LOS ANGELES—The world's best-known name in amateur T&A, Girls Gone Wild (GGW), filed Wednesday for Chapter 11 reorganization in U.S. Bankruptcy Court, according to a report by TMZ, as well as one on Bloomberg News.
Both sources said that three subsidiaries of parent company GGW Brands LLC were included in the filing: GGW Magazine, GGW Events and GGW Direct.
An official statement released by Girls Gone Wild stated, "Yesterday several of the U.S. operating entities for Girls Gone Wild joined the ranks of companies like American Airlines and General Motors having sought reorganization under Chapter 11 of the United States Bankruptcy code. Girls Gone Wild remains strong as a company and strong financially. The only reason Girls Gone Wild has elected to file for this reorganization is to re-structure its frivolous and burdensome legal affairs. This Chapter 11 filing will not affect any of Girls Gone Wild's domestic or international operations. Just like American Airlines and General Motors, it will be business as usual for Girls Gone Wild."
According to Bloomberg News, the basis for the filing was two lawsuits that the company, whose current ownership is in dispute although one-time owner Joe Francis may still be involved, recently lost: One by Steve Wynn, owner of Wynn Las Vegas Resort & Casino, and the other by Tamara Favazza, known in court papers as "Jane Doe."
In September last year, a Los Angeles County jury found that Francis had defamed Wynn by claiming, in seeking a restraining order against Wynn, that "Wynn threatened to kill me. He said he would hit me in the back of the head with a shovel and bury me in a hole in the desert." Wynn was apparently worried that the Nevada Gaming Commission might believe Francis' allegation, and sued Francis for defamation. After all of Francis' witnesses denied having heard Wynn make such a statement, the jury awarded Wynn $20 million in damages, and an additional $20 million in punitive damages; however, in November, that amount was reduced by Judge Joanne O'Donnell to a total of $19 million because, the judge opined, the amount was "speculative" ... and that the jury just didn't like Francis.
But this Wynn win was just the icing on the cake. In February 2012, a judge in Clark County, Nevada, awarded Wynn $7.5 million in yet another defamation case against Francis, with Wynn having alleged that during a "marker dispute" with Francis, the soft-porn producer said publicly that he planned to "expos[e] how exactly Mr.
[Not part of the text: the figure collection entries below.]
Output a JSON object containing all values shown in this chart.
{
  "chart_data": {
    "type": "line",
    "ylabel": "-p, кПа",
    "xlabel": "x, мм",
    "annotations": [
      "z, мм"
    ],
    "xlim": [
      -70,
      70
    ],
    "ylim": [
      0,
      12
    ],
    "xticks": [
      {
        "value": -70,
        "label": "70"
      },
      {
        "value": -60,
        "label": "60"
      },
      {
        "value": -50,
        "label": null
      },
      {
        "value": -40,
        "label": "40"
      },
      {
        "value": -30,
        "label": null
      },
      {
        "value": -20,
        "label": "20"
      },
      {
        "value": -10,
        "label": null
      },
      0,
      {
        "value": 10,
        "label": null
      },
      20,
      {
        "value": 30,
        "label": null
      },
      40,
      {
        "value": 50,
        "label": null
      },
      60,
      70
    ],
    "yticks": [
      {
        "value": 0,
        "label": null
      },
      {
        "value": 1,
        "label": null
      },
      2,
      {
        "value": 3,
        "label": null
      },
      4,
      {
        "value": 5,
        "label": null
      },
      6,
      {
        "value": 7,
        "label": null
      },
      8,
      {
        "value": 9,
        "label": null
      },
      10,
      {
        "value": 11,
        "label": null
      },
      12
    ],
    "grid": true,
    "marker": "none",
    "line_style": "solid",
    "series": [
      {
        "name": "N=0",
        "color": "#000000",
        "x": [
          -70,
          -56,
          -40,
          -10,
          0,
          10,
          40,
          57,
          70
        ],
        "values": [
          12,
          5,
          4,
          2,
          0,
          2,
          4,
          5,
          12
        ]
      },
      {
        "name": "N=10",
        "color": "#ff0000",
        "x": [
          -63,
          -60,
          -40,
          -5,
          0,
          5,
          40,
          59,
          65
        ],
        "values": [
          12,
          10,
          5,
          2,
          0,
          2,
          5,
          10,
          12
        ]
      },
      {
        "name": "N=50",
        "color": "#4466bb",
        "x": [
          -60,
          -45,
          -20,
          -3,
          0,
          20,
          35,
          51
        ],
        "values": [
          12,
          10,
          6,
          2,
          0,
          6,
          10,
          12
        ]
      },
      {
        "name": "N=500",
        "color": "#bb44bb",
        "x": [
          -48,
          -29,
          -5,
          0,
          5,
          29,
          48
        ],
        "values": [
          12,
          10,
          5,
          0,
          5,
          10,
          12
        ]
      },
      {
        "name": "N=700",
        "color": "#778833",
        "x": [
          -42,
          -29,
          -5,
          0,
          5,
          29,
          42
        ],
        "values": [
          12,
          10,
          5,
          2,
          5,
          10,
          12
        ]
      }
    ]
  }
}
Wynn deceives his high-end customers"—an allegation that apparently arose from the fact that Francis had dropped a $2 million marker in Wynn's casino four years earlier and refused to pay it off when Wynn called him on it.
Between those two Wynn losses was the Favazza case. Twenty-year-old Tamara Favazza had been drinking and dancing in the Rum Jungle, a St. Louis, Mo., bar where Francis was filming in 2004 for his Girls Gone Wild series. In the footage, which Francis released as part of Girls Gone Wild Sorority Orgy 2, Favazza can be seen pulling her tank top down a bit to expose some of her cleavage, though when asked to expose a nipple, she's seen mouthing, "I can't." However, apparently one of Francis' assistants then grabbed the top of the top and pulled it down to expose Favazza's boob for about two seconds, after which Favazza quickly covered up her breast, then turned to her friends and laughed about the incident. But she wasn't nearly so jovial when she found out, through a friend, that the footage had appeared on a GGW DVD, so she sued for $5.77 million in damages. Though she lost the first trial of the matter—the jury foreman told the St. Louis Post-Dispatch that, "Through her actions, she gave implied consent. She was really playing to the camera. She knew what she was doing."—she won her second bite at the apple in late April 2012 ... and then had to sue Francis in federal court to try to collect.
Though Francis vowed to appeal both the Favazza and Wynn wins, Favazza claimed, as part of her federal court action, that Francis had changed the names of his businesses, transferred assets and closed accounts, all in an attempt to evade paying his legal losses. But Favazza told Bloomberg News that Francis still has plenty of assets with which to pay the judgments, including "a 1971 Gulfstream jet worth at least $2 million, a $10 million mansion in Bel Air, California, and a $30 million beachfront estate in Punta Mita, Mexico, according to the complaint," as well as "GGW trademarks for videos, websites and clothing and apparel total[ing] more than $20 million."
However, Francis' executive assistant Heather Brook told Bloomberg that Francis hasn't owned the company for two years, and that the bankruptcy, which was signed by company manager Chris Dale, was necessary so that the company could "restructure its frivolous and burdensome legal affairs."